World Rock’n’Roll Confederation (WRRC) Vice President for Legal Affairs Manfred Mohab told Reuters in an interview on Sunday during a dance event that he knew Tikhonova through their work together on the confederation’s presidium.
When asked whether he knew Tikhonova was Putin’s daughter, he said: “Yes. I know her, yes of course.” Asked a second time, he nodded and said: “Yes.”
The Kremlin and Tikhonova did not respond to requests for comment.
After the Reuters article was published on Tuesday, Mohab telephoned Reuters and said: “I can’t confirm that I know the daughter of Mr. Putin. I have nothing to do with them.”
Asked why he had earlier said Tikhonova was Putin’s daughter, Mohab said: “Believe me, it was so loud in the hall that a lot of the things I can’t understand and other things I felt that I didn’t understand right. So it’s not sure that I gave you the right answers.”
Mohab said he had problems with his hearing. “I’m sure we had some misunderstandings.”
In 2015, Andrey Akimov, deputy chairman of the board of directors at Russian lender Gazprombank, told Reuters that Tikhonova was Putin’s daughter but later denied the statement. Reuters also confirmed her identity through two other sources who spoke on condition of anonymity.
After the report, Gazprombank said Akimov was “surprised and bewildered” by the quotes attributed to him by Reuters and that he had made no such remarks.
Akimov and a representative for Gazprombank did not respond to a request for comment on Tuesday.
Putin, a former KGB intelligence officer, is famously guarded about his private life and has fought to keep his two daughters, Maria and Katerina, away from the public eye.
While Katerina’s identity has been widely assumed, it has never been confirmed by Tikhonova herself, her representatives or the Kremlin, which says it does not comment on the private lives of Putin’s close relatives.
Mohab, in his comments to Reuters on Sunday, became the first official to publicly identify her relationship to the Russian president since Akimov in 2015.
Tikhonova, who uses a surname inherited from her grandmother, runs publicly-funded projects at Moscow State University and serves as the WRRC’s vice president for expansion and marketing.
Aged 31, she is a major player in acrobatic rock’n’roll, a niche dance discipline she has competed in and helps manage through senior positions at the WRRC and the Russian national federation.
She is also married to Kirill Shamalov, the son of one of Putin’s closest friends, who has since made a fortune of at least $1 billion through dealings in Russia’s largest petrochemical company.

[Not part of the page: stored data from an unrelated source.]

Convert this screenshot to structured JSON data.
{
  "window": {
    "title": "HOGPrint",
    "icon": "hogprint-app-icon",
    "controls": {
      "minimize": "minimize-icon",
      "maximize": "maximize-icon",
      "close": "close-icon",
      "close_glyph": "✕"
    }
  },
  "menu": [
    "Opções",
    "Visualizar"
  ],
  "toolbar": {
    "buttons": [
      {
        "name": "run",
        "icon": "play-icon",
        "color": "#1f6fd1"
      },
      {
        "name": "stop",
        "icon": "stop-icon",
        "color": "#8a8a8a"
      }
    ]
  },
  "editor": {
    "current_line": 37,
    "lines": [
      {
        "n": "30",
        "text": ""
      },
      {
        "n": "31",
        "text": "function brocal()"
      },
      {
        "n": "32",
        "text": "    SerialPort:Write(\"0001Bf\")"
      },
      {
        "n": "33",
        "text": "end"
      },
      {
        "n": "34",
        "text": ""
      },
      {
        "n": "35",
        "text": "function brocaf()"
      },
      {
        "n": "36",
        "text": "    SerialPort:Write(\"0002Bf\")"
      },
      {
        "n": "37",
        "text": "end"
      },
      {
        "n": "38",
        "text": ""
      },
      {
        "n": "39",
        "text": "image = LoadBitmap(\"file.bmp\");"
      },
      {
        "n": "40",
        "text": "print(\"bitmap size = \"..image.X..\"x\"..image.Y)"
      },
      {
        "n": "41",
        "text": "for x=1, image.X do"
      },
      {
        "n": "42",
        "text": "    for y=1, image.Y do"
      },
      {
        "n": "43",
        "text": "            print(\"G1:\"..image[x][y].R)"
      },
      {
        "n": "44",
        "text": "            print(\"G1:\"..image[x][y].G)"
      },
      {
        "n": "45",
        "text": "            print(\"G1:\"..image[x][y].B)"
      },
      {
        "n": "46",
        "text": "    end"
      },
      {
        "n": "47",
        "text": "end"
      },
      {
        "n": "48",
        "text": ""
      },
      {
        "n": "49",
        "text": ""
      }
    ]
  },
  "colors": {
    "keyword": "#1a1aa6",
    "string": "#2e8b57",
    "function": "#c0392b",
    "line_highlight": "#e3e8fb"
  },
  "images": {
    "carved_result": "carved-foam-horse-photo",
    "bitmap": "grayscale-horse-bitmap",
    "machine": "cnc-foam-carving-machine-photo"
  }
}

Mohab spoke to Reuters on the sidelines of the World Cup Rock’n’Roll European Championship in Moscow. Asked if Tikhonova’s personal connection to the president had been a boon for acrobatic rock’n’roll, he said: “Yes, of course.”
The sport is developing thanks to Russia, he said. “We have an expansion project which is working on all continents and in a lot of countries. And this is all going out from Russia.”
With just over 200 adult pairs in the WRRC world rankings, acrobatic rock’n’roll remains a relatively obscure discipline in competitive dancing that is most popular in eastern Europe.
Around 9,000 people actively participate in acrobatic rock’n’roll in Russia and organizers aim to add another 3,000 people by 2020, according to the national federation.
Reuters reported in December last year that Moscow was building a publicly-funded $30 million complex for the sport on the outskirts of the city, an investment which dwarfs that spent in other countries and on some bigger sports in Russia.